Sandra is a veterinary assistant and has worked at various animal hospitals. She is a mother to a GSD, Siberian Husky and two cats.
There are many benefits to crate training. This includes giving your dog their own space, encouraging potty training, and keeping your own things safe when you’re not there to keep an eye out.
If you’re not quite sure how or if you’re new and have never done this before, there are a few things to remember to make the process run a bit smoother.
Choosing the Right Size
You can find dog crates at most pet stores, or other places like Craigslist or eBay. When you’re selecting the size, make sure you get something your puppy can effectively stand up, turn around, and lay in comfortably.
If you have a large breed puppy, you also have the option of purchasing a bigger crate so they can grow into it. All you have to do is buy a divider so that as your puppy grows, you can gradually give them more space.
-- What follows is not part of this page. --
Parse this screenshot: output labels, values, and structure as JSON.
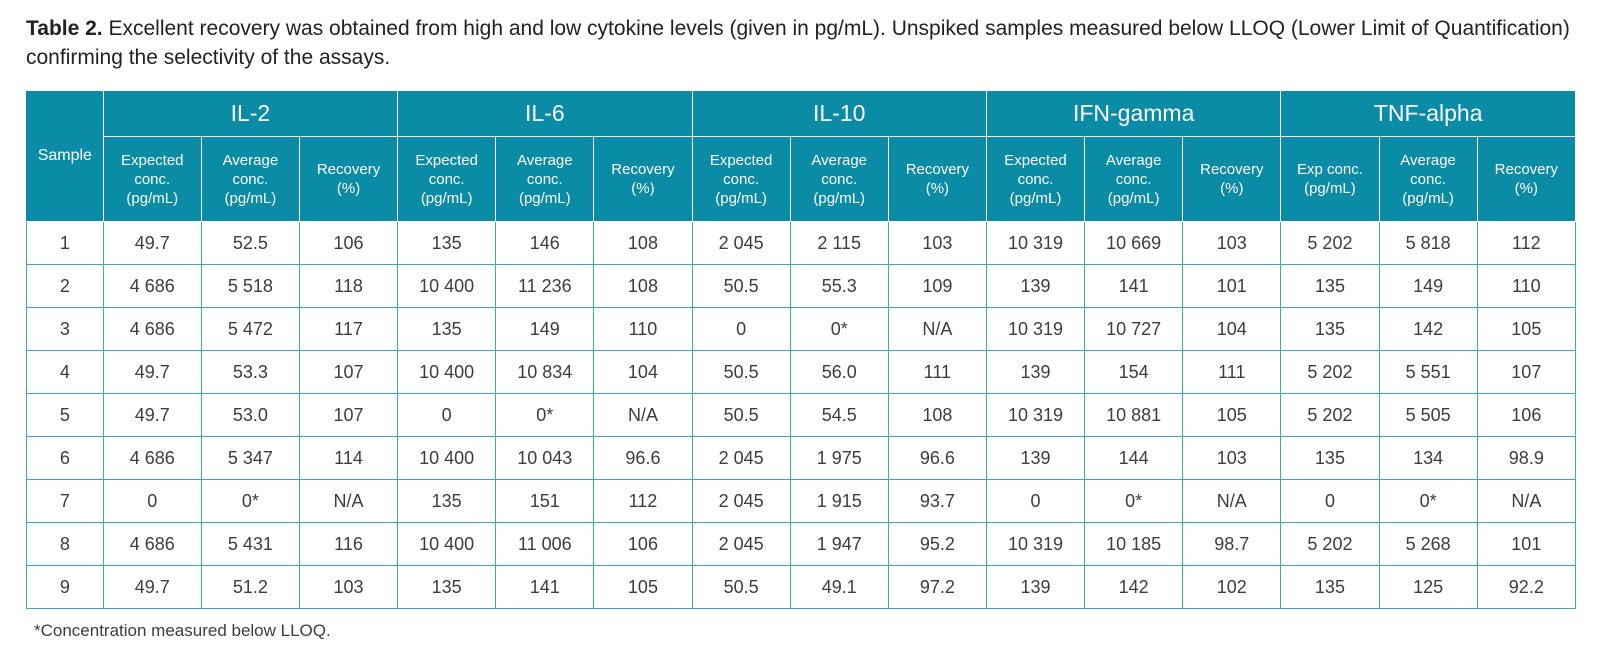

Giving your puppy too much space in a crate can derail your potty training efforts. They don’t usually soil their living space, but if there’s enough room, they will find a spot and lay down in another part of the crate.
Supplies and Where to Place the Crate
You can choose to place the crate in a quiet spot in the house/apartment just as long as it’s not completely isolated.
At night, it’s best to have the crate close to where you sleep, or you can choose to purchase a baby monitor so you can hear your puppy when it’s time to take them outside.
There are also a few things you may want to get before starting the crate training process. This includes treats and toys. I don’t recommend having any bedding in the crate—for now, until they’ve been fully housebroken.
This is because if they do have an accident on the bedding, it can be a difficult task to eliminate the smell. As a result, your puppy thinks this is still an appropriate place to keep doing their business.
Let's Start Crate Training
Have your puppy form a positive association with the crate. Place your crate where you’ll be keeping it, and leave the door open for your puppy to explore.
To entice your puppy to start exploring their new hang-out spot, place a few treats inside of the crate. Leave the door open so they can easily walk in and out as they please.
Do this a few times every day, over the course of a few days until your puppy seems comfortable with the idea of going into their crate.
Teach Your Puppy a Command
Once you’ve repeated the step stated above, it’s time to teach them a command. You can say something like “Bed” or “Go to bed.”
After you’ve said the command, throw a treat into the crate and give them lots of praise when they follow the treat inside. You’re going to want to repeat this process until your puppy fully understands the concept.
To make it a bit more challenging, wait to throw the treat in until your pup goes in first, and then give them the treat for a job well done. Give them praise when they get this right.
Wash, rinse, repeat.
Time to Close the Door
You’re going to want to build up the duration of their stay in the crate. Try leaving them alone with a toy, and walk into a room where they can’t see you.
After a minute, come back and reward them if they managed to stay quiet and calm while you are away. Feed them through the crate itself. Don’t open the door just yet. This is teaching them that this is desired behavior and what is expected of them.
Repeat this process, and build up the amount of time you leave them alone while they’re in their crate.
A Few Additional Tips for Crate Training Your Puppy
- Always remove their collar before they enter their crate.
- Make sure you give them a potty break before starting their training.
- Never reward bad crate behavior. If they whine, you are going to have to ignore them. Giving them attention when they’re trying to get out, only reinforces this bad behavior.
I know it’s tempting to feel bad and let them out. If you do, this only gives them the upper hand, and they now know they can get you to do what they want whenever they want it.
- Before you open the crate, make sure they are calm, and not whimpering. When they finally calm down, let them out and give them praise. This encourages good crate behavior and manners.
Crate training is worth every bit of effort in the long run. It gives your puppy a sense of structure and sets boundaries for them, which will result in a happy home for everyone involved.
As always, I’ll be over here cheering you on. I believe in you!
I wish you all the luck.
This content is accurate and true to the best of the author’s knowledge and is not meant to substitute for formal and individualized advice from a qualified professional.